The Future is Holographic Television
The other day I was playing a little game on steemit where I would try to think of cool possible usernames and see if somebody was using them and what their blog was about. One of the names I thought of was alientech. That account actually existed and for a brief moment I was hopeful that I stumbled on a cool and/or weird blog. It was only one post about cryptocurrency but it had quality so it wasn't a complete disappointment. @alientech hasn't blogged in awhile but I subscribed hoping @alientech will eventually return to blog some more.
Lucky for me I was able to get the coolest username on steemit. Don't pretend like @holovision isn't cool because you won't fool me. Sooner or later someone is going to do to me what I did to @alientech but since I'll be actively blogging they'll be able to ask me directly why I call myself Holovision but blog most of the time about television. Well, it is my Gallifreyan name. Also, it's because holographic televisions are still in the laboratories. Holovision screens will be commercially available soon enough so there's no need to worry.
Let's look at some of the progress that has been made so far by brilliant scientists and talented engineers....
Holographic television has been a practical goal ever since the late professor Stephen Benton of M.I.T. built the first experimental holographic video display. The main problem has always been processing power. Due to accelerating computer technology that is becoming less of a problem. The larger problem now is storage and transmission of the information.
Without knowing the specific format a future holovision set in a living room would be based on we can only make rough estimations of the amount of data involved.
The frame rate for conventional video is around 30 fps. It can be argued that 30 fps is not the limit for the human eye and future experimentation may lead industry to adopt a different frame rate for holographic TV. Thirty is just the estimated frame rate for the purposes of this blog post.

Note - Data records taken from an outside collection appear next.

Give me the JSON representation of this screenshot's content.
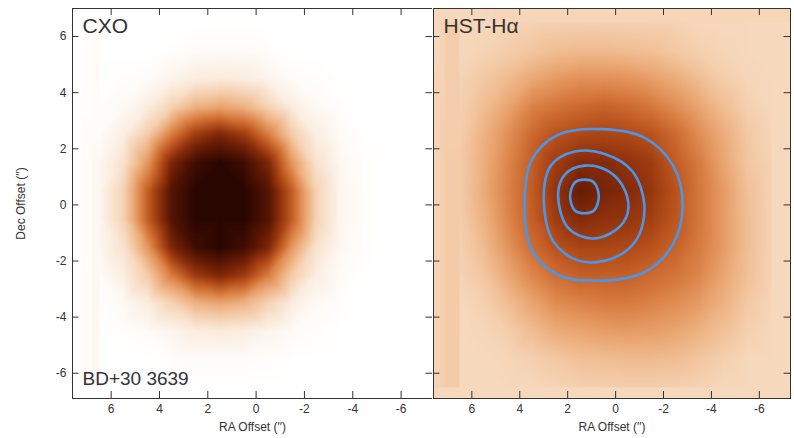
{
  "chart_data": [
    {
      "type": "heatmap",
      "title": "CXO",
      "annotation": "BD+30 3639",
      "xlabel": "RA Offset (′′)",
      "ylabel": "Dec Offset (′′)",
      "xlim": [
        7.6,
        -7.3
      ],
      "ylim": [
        -6.9,
        7.0
      ],
      "xticks": [
        6,
        4,
        2,
        0,
        -2,
        -4,
        -6
      ],
      "yticks": [
        -6,
        -4,
        -2,
        0,
        2,
        4,
        6
      ],
      "colors": [
        "#ffffff",
        "#f7dcc2",
        "#eca46a",
        "#c85a1c",
        "#7a2005",
        "#2a0600"
      ],
      "x": [
        6.5,
        5.5,
        4.5,
        3.5,
        2.5,
        1.5,
        0.5,
        -0.5,
        -1.5,
        -2.5,
        -3.5,
        -4.5,
        -5.5,
        -6.5
      ],
      "y": [
        6.5,
        5.5,
        4.5,
        3.5,
        2.5,
        1.5,
        0.5,
        -0.5,
        -1.5,
        -2.5,
        -3.5,
        -4.5,
        -5.5,
        -6.5
      ],
      "cells": [
        [
          0.02,
          0.02,
          0.02,
          0.02,
          0.02,
          0.02,
          0.02,
          0.02,
          0.02,
          0.02,
          0.02,
          0.02,
          0.02,
          0.02
        ],
        [
          0.02,
          0.02,
          0.02,
          0.03,
          0.04,
          0.04,
          0.04,
          0.03,
          0.02,
          0.02,
          0.02,
          0.02,
          0.02,
          0.02
        ],
        [
          0.02,
          0.03,
          0.04,
          0.08,
          0.12,
          0.13,
          0.12,
          0.08,
          0.04,
          0.03,
          0.02,
          0.02,
          0.02,
          0.02
        ],
        [
          0.03,
          0.05,
          0.12,
          0.24,
          0.36,
          0.4,
          0.36,
          0.24,
          0.12,
          0.05,
          0.03,
          0.02,
          0.02,
          0.02
        ],
        [
          0.04,
          0.11,
          0.27,
          0.52,
          0.72,
          0.8,
          0.72,
          0.52,
          0.27,
          0.11,
          0.04,
          0.02,
          0.02,
          0.02
        ],
        [
          0.06,
          0.17,
          0.44,
          0.8,
          0.95,
          1.0,
          0.95,
          0.8,
          0.44,
          0.17,
          0.06,
          0.03,
          0.02,
          0.02
        ],
        [
          0.07,
          0.24,
          0.6,
          0.9,
          1.0,
          1.0,
          1.0,
          0.9,
          0.6,
          0.24,
          0.07,
          0.03,
          0.02,
          0.02
        ],
        [
          0.07,
          0.24,
          0.6,
          0.9,
          1.0,
          1.0,
          1.0,
          0.9,
          0.6,
          0.24,
          0.07,
          0.03,
          0.02,
          0.02
        ],
        [
          0.06,
          0.17,
          0.44,
          0.8,
          0.95,
          1.0,
          0.95,
          0.8,
          0.44,
          0.17,
          0.06,
          0.03,
          0.02,
          0.02
        ],
        [
          0.04,
          0.11,
          0.27,
          0.52,
          0.72,
          0.8,
          0.72,
          0.52,
          0.27,
          0.11,
          0.04,
          0.02,
          0.02,
          0.02
        ],
        [
          0.03,
          0.05,
          0.12,
          0.24,
          0.36,
          0.4,
          0.36,
          0.24,
          0.12,
          0.05,
          0.03,
          0.02,
          0.02,
          0.02
        ],
        [
          0.02,
          0.03,
          0.04,
          0.08,
          0.12,
          0.13,
          0.12,
          0.08,
          0.04,
          0.03,
          0.02,
          0.02,
          0.02,
          0.02
        ],
        [
          0.02,
          0.02,
          0.02,
          0.03,
          0.04,
          0.04,
          0.04,
          0.03,
          0.02,
          0.02,
          0.02,
          0.02,
          0.02,
          0.02
        ],
        [
          0.02,
          0.02,
          0.02,
          0.02,
          0.02,
          0.02,
          0.02,
          0.02,
          0.02,
          0.02,
          0.02,
          0.02,
          0.02,
          0.02
        ]
      ]
    },
    {
      "type": "heatmap",
      "title": "HST-Hα",
      "tick_labels": "x",
      "xlabel": "RA Offset (′′)",
      "xlim": [
        7.6,
        -7.3
      ],
      "ylim": [
        -6.9,
        7.0
      ],
      "xticks": [
        6,
        4,
        2,
        0,
        -2,
        -4,
        -6
      ],
      "yticks": [
        -6,
        -4,
        -2,
        0,
        2,
        4,
        6
      ],
      "colors": [
        "#ffffff",
        "#f7dcc2",
        "#eca46a",
        "#c85a1c",
        "#7a2005",
        "#2a0600"
      ],
      "x": [
        6.5,
        5.5,
        4.5,
        3.5,
        2.5,
        1.5,
        0.5,
        -0.5,
        -1.5,
        -2.5,
        -3.5,
        -4.5,
        -5.5,
        -6.5
      ],
      "y": [
        6.5,
        5.5,
        4.5,
        3.5,
        2.5,
        1.5,
        0.5,
        -0.5,
        -1.5,
        -2.5,
        -3.5,
        -4.5,
        -5.5,
        -6.5
      ],
      "cells": [
        [
          0.22,
          0.22,
          0.23,
          0.24,
          0.25,
          0.25,
          0.25,
          0.25,
          0.24,
          0.24,
          0.22,
          0.22,
          0.22,
          0.22
        ],
        [
          0.22,
          0.24,
          0.26,
          0.29,
          0.32,
          0.33,
          0.33,
          0.32,
          0.31,
          0.28,
          0.25,
          0.23,
          0.22,
          0.22
        ],
        [
          0.24,
          0.28,
          0.33,
          0.39,
          0.43,
          0.46,
          0.46,
          0.45,
          0.42,
          0.38,
          0.32,
          0.26,
          0.23,
          0.22
        ],
        [
          0.25,
          0.32,
          0.4,
          0.5,
          0.54,
          0.57,
          0.59,
          0.57,
          0.53,
          0.47,
          0.4,
          0.32,
          0.25,
          0.22
        ],
        [
          0.26,
          0.36,
          0.46,
          0.57,
          0.64,
          0.67,
          0.68,
          0.67,
          0.64,
          0.57,
          0.47,
          0.38,
          0.28,
          0.23
        ],
        [
          0.27,
          0.37,
          0.49,
          0.6,
          0.71,
          0.78,
          0.78,
          0.75,
          0.71,
          0.61,
          0.52,
          0.4,
          0.29,
          0.24
        ],
        [
          0.27,
          0.38,
          0.5,
          0.61,
          0.74,
          0.85,
          0.81,
          0.78,
          0.73,
          0.64,
          0.53,
          0.43,
          0.31,
          0.24
        ],
        [
          0.26,
          0.36,
          0.49,
          0.6,
          0.71,
          0.78,
          0.75,
          0.74,
          0.7,
          0.63,
          0.53,
          0.43,
          0.32,
          0.24
        ],
        [
          0.25,
          0.33,
          0.45,
          0.56,
          0.64,
          0.68,
          0.68,
          0.67,
          0.64,
          0.59,
          0.52,
          0.43,
          0.32,
          0.24
        ],
        [
          0.24,
          0.29,
          0.39,
          0.49,
          0.56,
          0.6,
          0.6,
          0.6,
          0.57,
          0.54,
          0.49,
          0.4,
          0.31,
          0.24
        ],
        [
          0.22,
          0.25,
          0.32,
          0.4,
          0.47,
          0.5,
          0.52,
          0.52,
          0.5,
          0.47,
          0.43,
          0.36,
          0.28,
          0.23
        ],
        [
          0.22,
          0.23,
          0.26,
          0.32,
          0.38,
          0.4,
          0.42,
          0.43,
          0.42,
          0.4,
          0.36,
          0.31,
          0.25,
          0.22
        ],
        [
          0.22,
          0.22,
          0.23,
          0.25,
          0.28,
          0.31,
          0.32,
          0.33,
          0.33,
          0.32,
          0.29,
          0.25,
          0.22,
          0.22
        ],
        [
          0.22,
          0.22,
          0.22,
          0.22,
          0.24,
          0.25,
          0.25,
          0.26,
          0.26,
          0.25,
          0.24,
          0.22,
          0.22,
          0.22
        ]
      ],
      "contours": [
        {
          "color": "#4d95e6",
          "x": [
            3.8,
            3.5,
            2.4,
            0.6,
            -1.2,
            -2.4,
            -2.8,
            -2.4,
            -1.2,
            0.6,
            2.4,
            3.5
          ],
          "y": [
            0,
            1.6,
            2.5,
            2.7,
            2.4,
            1.4,
            0,
            -1.4,
            -2.4,
            -2.7,
            -2.5,
            -1.6
          ]
        },
        {
          "color": "#4d95e6",
          "x": [
            3.0,
            2.7,
            1.7,
            0.4,
            -0.7,
            -1.2,
            -0.9,
            0.1,
            1.5,
            2.6
          ],
          "y": [
            0.2,
            1.4,
            1.9,
            1.8,
            1.2,
            0,
            -1.2,
            -1.9,
            -2.0,
            -1.3
          ]
        },
        {
          "color": "#4d95e6",
          "x": [
            2.4,
            2.1,
            1.3,
            0.3,
            -0.4,
            -0.5,
            0,
            1.0,
            2.0
          ],
          "y": [
            0.4,
            1.1,
            1.4,
            1.2,
            0.5,
            -0.3,
            -0.9,
            -1.2,
            -0.8
          ]
        },
        {
          "color": "#4d95e6",
          "x": [
            1.9,
            1.7,
            1.3,
            0.9,
            0.7,
            0.9,
            1.3,
            1.7
          ],
          "y": [
            0.3,
            0.8,
            0.9,
            0.8,
            0.3,
            -0.2,
            -0.3,
            -0.2
          ]
        }
      ]
    }
  ]
}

OK. If I try to explain voxels and hogels to an average reader this blog will run way too long so let's stick with the mindset of pixels except each holographic TV pixel would be much, much smaller than a television pixel. That comparison is technically very bad because a holographic pixel is functionally different from a TV pixel but let's go with it. A hologram is rather high resolution in comparison with what the average person has experience with.
A single hologram contains tens of Gigabytes if not a minimum terabyte of information. Now multiply that by thirty and you have one second of holographic television. Multiply that by 60 and you have a minute long holographic commercial. Multiply that by 23 and you have a holographic episode. We're easily getting into a single episode of The Simpsons displayed holographically being petabytes in size. Ay caramba!
Transmiting and storing can be overcome with further advances in technology.
Listed below is what I believe are the most promising current developments based on internet research. No Batman I have not been perusing for data in order to plot a hologram-themed crime. Unlike the last time when I said that and it turned out I was lying this time I am honestly not planning a single hologram-themed crime in Gotham.
HP "Directional Pixels"
An HP Labs modification of off-the-shelf LCD screens with "nanopatterned grooves" to create holographic display screens. Viewers can walk around the projected image and experience an image or video from as many 200 different viewpoints.
MEMS Semiconductor Pixels
Researchers at the European firm Imec grow a layer of silicon oxide onto a silicon wafer. After etching away square patches of the silicon oxide to create a checkerboard-like pattern. Finally, the entire chip was then topped with a reflective coating of aluminum. The pattern etched allows microelectromechanical systems (MEMS) to pull down or release each pixel by applying or removing a voltage. When light from a laser shines on the chip the light is bounced off the boundary between adjacent pixels at an angle. This diffracted laser light interferes constructively and destructively creating a hologram.
Using an array of regular cameras in which each camera views a different perspective; the camera information is encoded onto a fast-pulsed laser beam as an object beam. The object beam then interferes with another beam that serves as a reference beam. a holographic image is recorded on a screen of photorefractive polymer created by researchers at the University of Arizona. After two seconds a new image can be recorded on the screen.
MIT’s Object-Based Media Group
In 2011 MIT’s Object-Based Media Group took tunable crystals and MacGyvered a Kinect camera to capture three-dimensional data to create holographic video. Later they've decided that creating a chip that can handle 50 gigapixels a second is the new cyberpunk. This is far better than the 8.3 megapixels of 4K Ultra HDTV.